Laurén Kaczmarczyk steht im Halbfinale von Miss Germany. Der Wettbewerb hält ihrer Meinung nach, was er verspricht: Es geht nicht mehr ums Äußere.

Will Miss Germany sein: Laurén Kaczmarczyk Foto: Ariel Oscar Greith

Bremen taz | Die Entscheidung, sich beim Wettbewerb Miss Germany zu bewerben, hat Laurén Kaczmarczyk spontan, aber bedacht gefällt. „Ich wusste, wenn ich mich der Öffentlichkeit so aussetze, wird mein trans* Sein in den Vordergrund rücken.“ Doch letztlich hat der Wunsch überwogen, ihre Stimme für die Trans*-Community zu erheben. Inzwischen steht sie im Halbfinale.

Für Kaczmarczyk ist Miss Germany genau das, was es zu sein versucht, seit der Wettbewerb vor einigen Jahren umgekrempelt wurde und sich nun eine „Female Empowerment-Plattform für die Stimmen der Gegenwart“ nennt.

„Wir haben Gründerinnen“, erzählt sie, „Frauen, die Rassismus erlebt haben, die sich für Diversität einsetzen. Wir haben alle eine individuelle Mission und ein persönliches Leid erlebt, was uns dazu gebracht hat, teilzunehmen.“ Es gehe nicht mehr ums Äußere, nicht mal am Rande. „Ich hatte bislang keine Sekunde das Gefühl, ich würde bewertet werden.“

Durch ihre Kandidatur ist nicht nur die Presse auf sie aufmerksam geworden, auch bei Instagram „kommen viele sehr respektvolle Fragen und Kommentare, aber auch immer wieder Hass und Hetze“. Doch davon könne sie sich inzwischen recht gut distanzieren.

Respekt plus Hass und Hetze

Das war nicht immer so. In der anfänglichen Transition, als sie sich „physisch immer mehr dem weiblichen Stereotyp angenähert“ habe, seien Menschen verunsichert gewesen. Und für Kaczmarczyk sei es „unglaublich schwer zu begreifen“ gewesen, dass das alles niemanden etwas angehe. Einmal, noch in der Schulzeit, sei sie mit Müll beworfen und angespuckt worden. „Mittlerweile ist das kein Thema mehr, weil mein Frausein gar nicht mehr infrage gestellt wird.“

Dass sie sich vor Menschen rechtfertigen muss, trans* zu sein, habe sich inzwischen erledigt. Das Thema jedoch nicht: „Trans* Sein wird, auch in den Medien, immer noch zu oberflächlich behandelt und reduziert auf die Genitalangleichung. Es entspricht einfach nicht der Wahrheit, dass diese Operation im Mittelpunkt steht oder Pflicht ist, um trans* zu sein.“

Kaczmarczyk kommt aus dem niedersächsischen Salzgitter, ist für ihre Ausbildung zur Atem-, Sprech- und Stimmlehrerin nach Bad Nenndorf gezogen. Ende Januar geht es nach Hannover.
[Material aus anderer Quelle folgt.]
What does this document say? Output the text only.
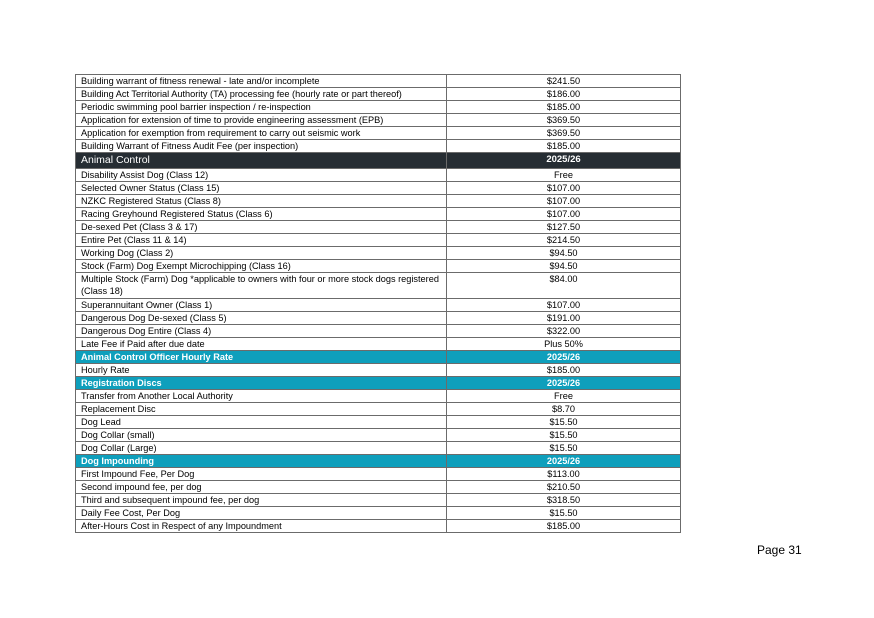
Building warrant of fitness renewal - late and/or incomplete	$241.50
Building Act Territorial Authority (TA) processing fee (hourly rate or part thereof)	$186.00
Periodic swimming pool barrier inspection / re-inspection	$185.00
Application for extension of time to provide engineering assessment (EPB)	$369.50
Application for exemption from requirement to carry out seismic work	$369.50
Building Warrant of Fitness Audit Fee (per inspection)	$185.00
Animal Control	2025/26
Disability Assist Dog (Class 12)	Free
Selected Owner Status (Class 15)	$107.00
NZKC Registered Status (Class 8)	$107.00
Racing Greyhound Registered Status (Class 6)	$107.00
De-sexed Pet (Class 3 & 17)	$127.50
Entire Pet (Class 11 & 14)	$214.50
Working Dog (Class 2)	$94.50
Stock (Farm) Dog Exempt Microchipping (Class 16)	$94.50
Multiple Stock (Farm) Dog *applicable to owners with four or more stock dogs registered (Class 18)	$84.00
Superannuitant Owner (Class 1)	$107.00
Dangerous Dog De-sexed (Class 5)	$191.00
Dangerous Dog Entire (Class 4)	$322.00
Late Fee if Paid after due date	Plus 50%
Animal Control Officer Hourly Rate	2025/26
Hourly Rate	$185.00
Registration Discs	2025/26
Transfer from Another Local Authority	Free
Replacement Disc	$8.70
Dog Lead	$15.50
Dog Collar (small)	$15.50
Dog Collar (Large)	$15.50
Dog Impounding	2025/26
First Impound Fee, Per Dog	$113.00
Second impound fee, per dog	$210.50
Third and subsequent impound fee, per dog	$318.50
Daily Fee Cost, Per Dog	$15.50
After-Hours Cost in Respect of any Impoundment	$185.00
Page 31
Dort wird sie in einer logopädischen Praxis arbeiten und vor allem trans* Menschen begleiten, die ihre Stimme ihrem Geschlecht anpassen möchten; hauptsächlich trans Frauen, die ihre Stimme feminisieren wollten. „Durch gezieltes Training kann der Klang verändert werden.“ Kaczmarczyk hat ihr erworbenes Wissen selbst genutzt, um mit ihrer Stimme zu experimentieren. „Heute bin ich total zufrieden.“

Podcast mit der Hebamme

Seitdem 2022 aus 15.000 Bewerberinnen die Top 80 ausgewählt wurden, gab es zwei Events, erzählt Kaczmarczyk, mit Workshops, Videodreh, Vernetzung. Mit einer Mitstreiterin, die Hebamme ist, habe sie danach einen Podcast aufgenommen zum Thema „Transgender in der Geburtshilfe“. Im Halbfinale, das Anfang Februar mit den Top 20 stattfindet, werde es in Coachings noch mehr um die Persönlichkeit der Teilnehmerinnen gehen.
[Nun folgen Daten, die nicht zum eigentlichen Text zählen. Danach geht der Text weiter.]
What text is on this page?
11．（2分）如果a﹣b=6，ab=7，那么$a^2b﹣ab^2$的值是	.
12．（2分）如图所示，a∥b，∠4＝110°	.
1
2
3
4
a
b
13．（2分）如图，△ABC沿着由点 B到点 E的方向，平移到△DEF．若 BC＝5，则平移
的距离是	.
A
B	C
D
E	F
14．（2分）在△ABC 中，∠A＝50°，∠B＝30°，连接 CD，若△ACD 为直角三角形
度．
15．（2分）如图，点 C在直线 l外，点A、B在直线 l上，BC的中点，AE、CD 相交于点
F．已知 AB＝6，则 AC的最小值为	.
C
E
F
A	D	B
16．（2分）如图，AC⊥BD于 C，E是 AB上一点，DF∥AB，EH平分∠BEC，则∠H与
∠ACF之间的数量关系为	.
Neben Kaczmarczyk steht noch eine zweite trans* Frau im Halbfinale von Miss Germany: Saskia von Bargen aus Oldenburg. Wer Miss Germany 2023 wird, bekommt 25.000 Euro Fördergeld für ihre Mission. Kaczmarczyk würde das Geld in die schulische und medizinische Bildung investieren, um das Wissen um Transgender zu stärken.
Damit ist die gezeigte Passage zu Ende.